A Timely Birth

Here is a great article on the EDDs in pregnancy from Midwifery today.

Taken from the article on induction: But induction of labor causes so many problems that it should be a rarity, performed only when the benefits can be proven to outweigh the risks. Induction multiplies the risk of cesarean section, forceps-assisted delivery, shoulder dystocia, hemorrhage, fetal distress and meconium aspiration. It is a major contributor to birth-related expenses and complications in the US. Yet it is so common that we almost think of it as normal. More than a third of American women were induced in 1999, and another third had labors augmented with Pitocin. (The FDA says that this is the lowest estimate and that the true incidence of induction is "widely under-reported.")

This article goes on to talk about the risks of premature birth, the role of inductions (watch video), increased risks with induction, and the relatively unfounded worries of postdated babies.
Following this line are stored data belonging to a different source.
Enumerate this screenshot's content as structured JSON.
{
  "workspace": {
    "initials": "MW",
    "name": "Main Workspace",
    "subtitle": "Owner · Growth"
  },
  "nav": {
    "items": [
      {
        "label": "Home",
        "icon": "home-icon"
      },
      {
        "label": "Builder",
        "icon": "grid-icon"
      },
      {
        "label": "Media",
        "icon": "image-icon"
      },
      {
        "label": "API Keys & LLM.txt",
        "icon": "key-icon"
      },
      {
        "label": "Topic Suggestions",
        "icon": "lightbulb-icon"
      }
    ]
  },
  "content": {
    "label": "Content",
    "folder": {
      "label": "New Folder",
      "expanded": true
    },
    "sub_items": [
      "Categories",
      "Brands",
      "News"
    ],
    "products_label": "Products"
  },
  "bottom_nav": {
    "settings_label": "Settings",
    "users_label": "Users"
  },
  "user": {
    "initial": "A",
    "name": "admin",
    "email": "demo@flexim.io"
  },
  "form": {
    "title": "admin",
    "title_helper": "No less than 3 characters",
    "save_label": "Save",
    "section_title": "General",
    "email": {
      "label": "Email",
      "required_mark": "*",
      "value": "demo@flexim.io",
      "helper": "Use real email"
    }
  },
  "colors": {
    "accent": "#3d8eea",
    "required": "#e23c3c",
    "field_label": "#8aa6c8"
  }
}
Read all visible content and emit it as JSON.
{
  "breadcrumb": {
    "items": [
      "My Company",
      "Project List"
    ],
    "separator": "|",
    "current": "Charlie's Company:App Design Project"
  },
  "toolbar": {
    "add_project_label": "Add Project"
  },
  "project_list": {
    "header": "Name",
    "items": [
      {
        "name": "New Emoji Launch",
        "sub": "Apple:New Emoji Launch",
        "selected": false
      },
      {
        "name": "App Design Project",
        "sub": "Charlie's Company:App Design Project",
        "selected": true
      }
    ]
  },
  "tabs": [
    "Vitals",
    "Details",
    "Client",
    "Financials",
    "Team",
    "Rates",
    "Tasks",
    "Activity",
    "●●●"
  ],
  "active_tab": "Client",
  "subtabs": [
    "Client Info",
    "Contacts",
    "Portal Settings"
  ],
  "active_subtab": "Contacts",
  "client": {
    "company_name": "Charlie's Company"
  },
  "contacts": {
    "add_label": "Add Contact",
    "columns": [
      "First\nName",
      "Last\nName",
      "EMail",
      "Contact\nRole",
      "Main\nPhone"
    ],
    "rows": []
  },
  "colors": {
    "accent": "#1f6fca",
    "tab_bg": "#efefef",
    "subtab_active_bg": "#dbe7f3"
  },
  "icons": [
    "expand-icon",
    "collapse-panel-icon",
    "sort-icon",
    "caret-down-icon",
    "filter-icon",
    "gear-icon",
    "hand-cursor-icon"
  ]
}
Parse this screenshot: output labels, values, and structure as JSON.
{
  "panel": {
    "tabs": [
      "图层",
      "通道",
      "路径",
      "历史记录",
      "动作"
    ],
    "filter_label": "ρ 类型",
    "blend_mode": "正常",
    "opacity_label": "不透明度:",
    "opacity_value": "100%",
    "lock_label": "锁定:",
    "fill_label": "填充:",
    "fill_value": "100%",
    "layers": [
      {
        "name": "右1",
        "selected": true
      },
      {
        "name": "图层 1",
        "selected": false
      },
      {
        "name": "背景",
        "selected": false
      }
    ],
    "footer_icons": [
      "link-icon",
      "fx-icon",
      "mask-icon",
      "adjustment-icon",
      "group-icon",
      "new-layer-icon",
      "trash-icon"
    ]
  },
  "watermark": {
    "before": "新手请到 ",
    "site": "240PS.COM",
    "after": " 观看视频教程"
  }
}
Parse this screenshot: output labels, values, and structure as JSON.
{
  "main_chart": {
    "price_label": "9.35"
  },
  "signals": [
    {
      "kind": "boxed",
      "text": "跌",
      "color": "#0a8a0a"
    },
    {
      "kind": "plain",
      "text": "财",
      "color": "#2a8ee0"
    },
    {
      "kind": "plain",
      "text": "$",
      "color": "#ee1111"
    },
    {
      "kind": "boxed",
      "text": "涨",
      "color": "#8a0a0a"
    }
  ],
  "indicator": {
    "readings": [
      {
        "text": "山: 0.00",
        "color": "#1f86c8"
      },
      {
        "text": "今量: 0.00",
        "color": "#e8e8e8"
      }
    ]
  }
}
As the article states, induction is being used FAR TOO OFTEN for women with small risk, but the introduction of pitocin causes much higher risk than what was originally feared, and therefore, seems to be actively causing more danger to mother and child than if they were left alone. This is why I teach and push my students and clients toward an evidence-based medicine model of care, and birth team.

I really think this article gives priority to evidence based medicine, as well as talking plainly about the complicated topic of postdatism, which can be hard to get an answer on. Even the link I've used here considers 37 weeks postdate, of which it is not. It is simply past the general medical idea of 'term', which any professional will tell you is just a guess. HAppily, this article first lists that the EDD might be wrong, and second lists the nonsense!

Thank you Midwifery today-- a fine media outlet, promoting what's best for women and their babes.